La presidenta de la República, Laura Chinchilla, ordenó ayer agilizar los trámites necesarios para atender los daños que dejaron las fuertes lluvias de la semana pasada.
Viviendas inundadas, cosechas que se perdieron caminos destruidos, escuelas deterioradas y colapso de tuberías, son parte del recuento de daños que dejó la tormenta tropical Tomas.
Estos estragos afectaron a unas 300.000 personas, ya sea de forma directa o indirecta, explicó la Presidenta este martes tras el Consejo de Gobierno.
Entre ellos, están los habitantes de algunas de las 2.540 casas con afectación o los vecinos de comunidades aisladas debido al cierre de 272 kilómetros de rutas nacionales . También los trabajadores de 278 fincas anegadas y las 20.000 personas sin suministro de agua.
Para atender parte de esas necesidades, el Gobierno dispone en este momento de ¢44.500 millones. No obstante, aún el recuento de daños no está terminado.
Precisamente, por la magnitud del desastre es que la Presidenta exigió celeridad y eficiencia a ministros, presidentes ejecutivos y restantes funcionarios de instituciones responsables de la rehabilitación o reconstrucción.
“(El lunes) me senté con representantes legales de distintas instituciones y me sorprendí enormemente que en algunos de ellos existía bastante ignorancia de los instrumentos que nos provee la ley de emergencias”, dijo Chinchilla.
Por ese desconocimiento, según la Presidenta, es que la Comisión Nacional de Emergencias (CNE) terminó haciéndose cargo de construir viviendas y reparar caminos destruidos por desastres naturales en el pasado.
“Algunos interpretaban que las normas de la ley de emergencias y las excepciones establecidas en la Ley de contratación administrativa se aplican solo a la proveeduría de la CNE y no a las de otras instituciones”, enfatizó Chinchilla.
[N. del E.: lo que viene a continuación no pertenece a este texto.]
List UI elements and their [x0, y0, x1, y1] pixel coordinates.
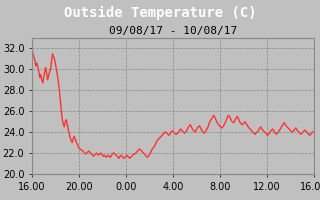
- Text: Outside Temperature (C): Outside Temperature (C): [64, 6, 256, 20]
- Title: 09/08/17 - 10/08/17: 09/08/17 - 10/08/17: [109, 26, 237, 36]
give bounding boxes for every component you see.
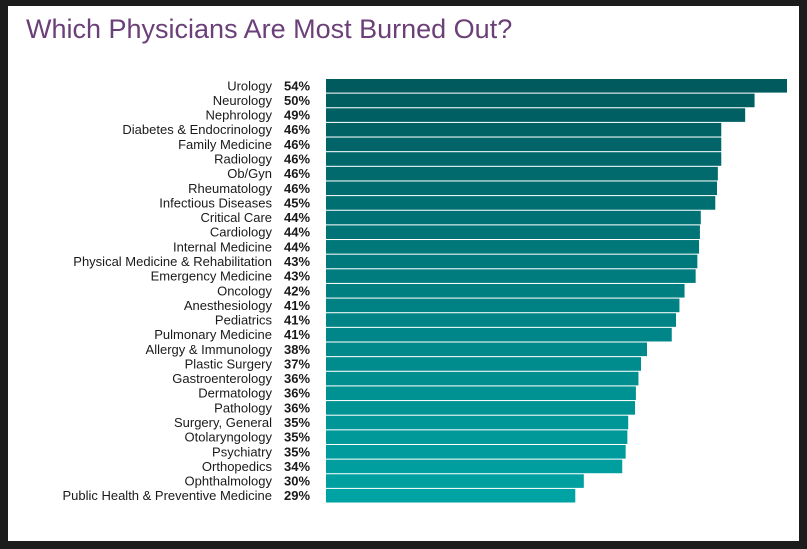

Además, advirtió, que no tolerará que las empresas no contratadas para la reconstrucción obstaculicen los trabajos con apelaciones.
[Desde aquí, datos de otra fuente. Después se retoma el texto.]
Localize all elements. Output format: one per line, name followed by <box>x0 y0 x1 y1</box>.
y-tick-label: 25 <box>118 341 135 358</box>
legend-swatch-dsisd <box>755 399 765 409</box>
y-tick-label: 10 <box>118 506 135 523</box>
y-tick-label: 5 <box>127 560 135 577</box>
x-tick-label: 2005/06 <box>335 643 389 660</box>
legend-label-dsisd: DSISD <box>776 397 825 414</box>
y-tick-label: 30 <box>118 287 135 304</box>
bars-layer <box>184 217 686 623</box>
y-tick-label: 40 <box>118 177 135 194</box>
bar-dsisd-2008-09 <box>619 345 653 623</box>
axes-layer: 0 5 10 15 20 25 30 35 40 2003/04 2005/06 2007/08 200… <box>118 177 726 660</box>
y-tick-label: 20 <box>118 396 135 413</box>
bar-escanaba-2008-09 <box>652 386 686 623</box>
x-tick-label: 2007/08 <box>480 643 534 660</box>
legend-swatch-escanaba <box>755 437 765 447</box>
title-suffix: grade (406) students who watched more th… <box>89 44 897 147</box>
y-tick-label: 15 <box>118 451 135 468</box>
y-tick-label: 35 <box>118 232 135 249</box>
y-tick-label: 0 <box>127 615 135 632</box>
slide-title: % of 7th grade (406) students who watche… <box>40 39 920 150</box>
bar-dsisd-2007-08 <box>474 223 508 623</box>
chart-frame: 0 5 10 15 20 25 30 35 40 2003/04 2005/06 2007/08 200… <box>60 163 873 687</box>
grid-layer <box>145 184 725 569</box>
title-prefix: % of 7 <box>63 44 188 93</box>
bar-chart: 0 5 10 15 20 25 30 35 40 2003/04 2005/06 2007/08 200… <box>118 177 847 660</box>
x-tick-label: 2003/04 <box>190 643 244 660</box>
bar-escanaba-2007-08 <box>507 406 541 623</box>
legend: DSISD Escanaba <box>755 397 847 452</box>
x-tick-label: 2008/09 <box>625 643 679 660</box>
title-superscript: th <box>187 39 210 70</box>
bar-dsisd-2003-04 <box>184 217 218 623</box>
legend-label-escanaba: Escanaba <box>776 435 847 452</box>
De inmediato. Sobre las ayudas, la mandataria pidió girar recursos a los afectados de forma inmediata; es decir, minutos después de verificar la necesidad.
Esa disposición, según dijo, ya se aplica en el cantón de Aserrí.
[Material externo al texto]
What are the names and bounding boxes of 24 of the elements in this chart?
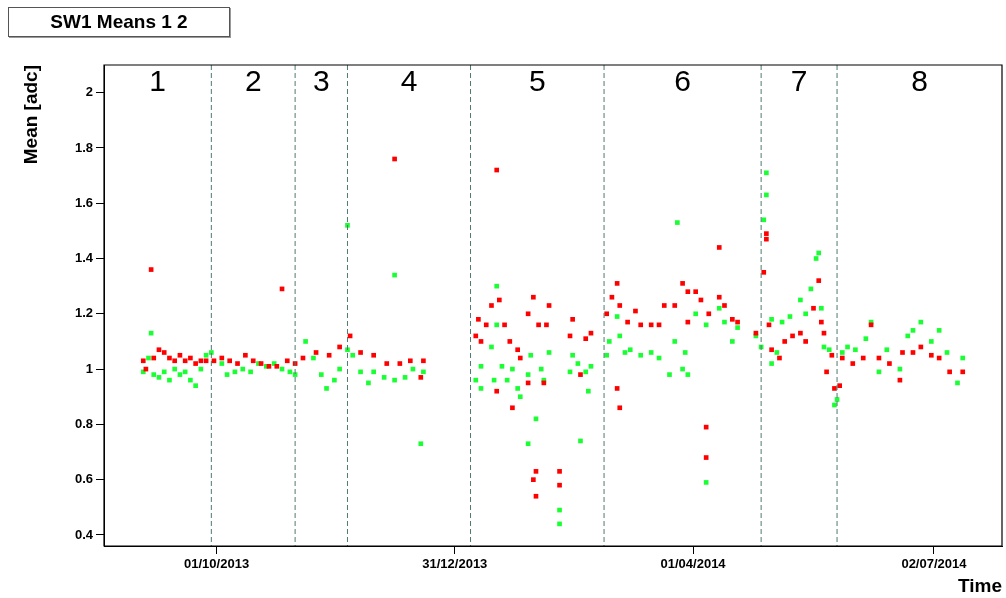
annotation: 7 <box>790 64 808 98</box>
annotation: 6 <box>674 64 691 98</box>
x-tick-label: 01/10/2013 <box>184 556 250 572</box>
y-tick-label: 1.4 <box>74 250 94 266</box>
x-tick-label: 31/12/2013 <box>422 556 488 572</box>
y-tick-label: 1 <box>85 360 93 376</box>
x-tick-label: 02/07/2014 <box>901 556 968 572</box>
y-tick-label: 1.8 <box>74 139 93 155</box>
annotation: 2 <box>244 64 262 98</box>
y-axis-title: Mean [adc] <box>19 65 41 165</box>
annotation: 3 <box>312 64 330 98</box>
x-tick-label: 01/04/2014 <box>660 556 727 572</box>
annotation: 1 <box>149 64 167 98</box>
y-tick-label: 1.6 <box>74 194 93 210</box>
annotation: 4 <box>400 64 418 98</box>
y-tick-label: 0.6 <box>74 471 93 487</box>
x-axis-title: Time <box>957 574 1002 596</box>
y-tick-label: 0.4 <box>74 526 94 542</box>
annotation: 5 <box>528 64 546 98</box>
y-tick-label: 1.2 <box>74 305 93 321</box>
y-tick-label: 2 <box>85 84 93 100</box>
chart-title: SW1 Means 1 2 <box>8 7 230 37</box>
annotation: 8 <box>911 64 928 98</box>
y-tick-label: 0.8 <box>74 415 93 431</box>
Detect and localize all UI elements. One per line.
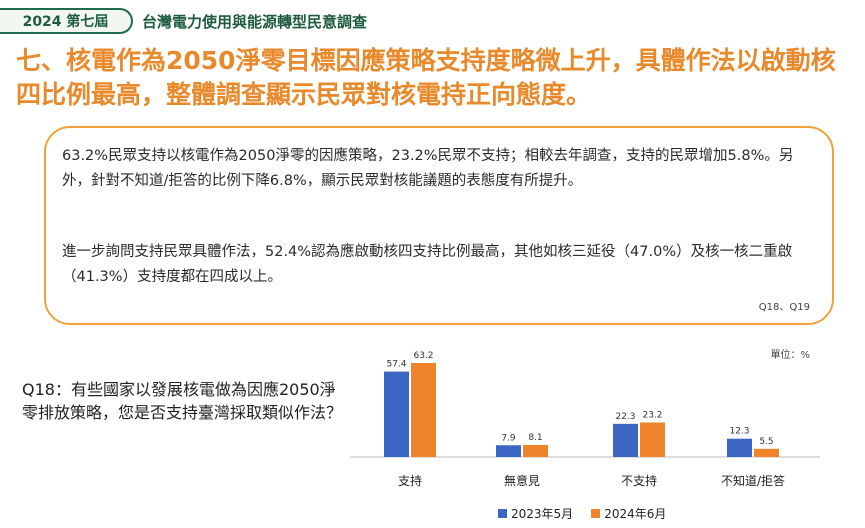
- legend-label-2023: 2023年5月: [511, 506, 574, 521]
- legend-label-2024: 2024年6月: [604, 506, 667, 521]
- headline: 七、核電作為2050淨零目標因應策略支持度略微上升，具體作法以啟動核四比例最高，…: [16, 46, 836, 109]
- summary-paragraph-1: 63.2%民眾支持以核電作為2050淨零的因應策略，23.2%民眾不支持；相較去…: [62, 148, 794, 189]
- summary-box: 63.2%民眾支持以核電作為2050淨零的因應策略，23.2%民眾不支持；相較去…: [44, 126, 834, 325]
- legend-item-2023: 2023年5月: [498, 505, 573, 522]
- bar-2023-0: [384, 371, 409, 457]
- data-label-2024-2: 23.2: [642, 410, 662, 420]
- survey-title: 台灣電力使用與能源轉型民意調查: [142, 12, 368, 31]
- category-label-1: 無意見: [504, 473, 540, 488]
- category-label-3: 不知道/拒答: [721, 473, 785, 488]
- summary-paragraph-2: 進一步詢問支持民眾具體作法，52.4%認為應啟動核四支持比例最高，其他如核三延役…: [62, 244, 793, 285]
- data-label-2023-0: 57.4: [386, 360, 406, 370]
- bar-chart: 57.4 63.2 支持 7.9 8.1 無意見 22.3 23.2 不支持 12.3 5.5 不知道…: [350, 351, 820, 488]
- data-label-2023-2: 22.3: [615, 412, 635, 422]
- data-label-2024-3: 5.5: [759, 437, 773, 447]
- bar-2024-1: [523, 444, 548, 457]
- edition-badge: 2024 第七屆: [0, 8, 133, 34]
- legend-item-2024: 2024年6月: [591, 505, 666, 522]
- data-label-2024-1: 8.1: [528, 433, 542, 443]
- bar-2024-3: [754, 448, 779, 457]
- data-label-2023-1: 7.9: [501, 433, 516, 443]
- category-label-2: 不支持: [621, 473, 657, 488]
- bar-2023-3: [727, 438, 752, 457]
- bar-2024-0: [411, 363, 436, 457]
- chart-legend: 2023年5月 2024年6月: [498, 503, 666, 523]
- data-label-2024-0: 63.2: [413, 351, 433, 361]
- question-text: Q18：有些國家以發展核電做為因應2050淨零排放策略，您是否支持臺灣採取類似作…: [22, 380, 343, 422]
- question-reference: Q18、Q19: [758, 302, 810, 313]
- legend-swatch-2023: [498, 508, 507, 518]
- category-label-0: 支持: [398, 473, 422, 488]
- bar-2023-1: [496, 445, 521, 457]
- bar-2023-2: [613, 423, 638, 457]
- unit-label: 單位：%: [770, 350, 810, 361]
- legend-swatch-2024: [591, 508, 601, 518]
- bar-2024-2: [640, 422, 665, 457]
- data-label-2023-3: 12.3: [729, 427, 749, 437]
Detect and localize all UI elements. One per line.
Entre las instrucciones de la Presidenta, está el levantamiento de un censo único de familias que requieren de vivienda.
Según ella, sabe que en el pasado los damnificados recibían a funcionarios de varias instituciones a los que contestaban las mismas preguntas. Esos cuestionarios, sin embargo, no daban ningún fruto.
Otra de las órdenes giradas ayer en Zapote es que personeros del Ministerio de Economía se trasladen a Parrita y Quepos para verificar denuncias por acaparamiento y especulación.
“Hay informes de que en Parrita guardan agua para venderla más cara. No vamos a permitir que lucren con la necesidad ”, dijo.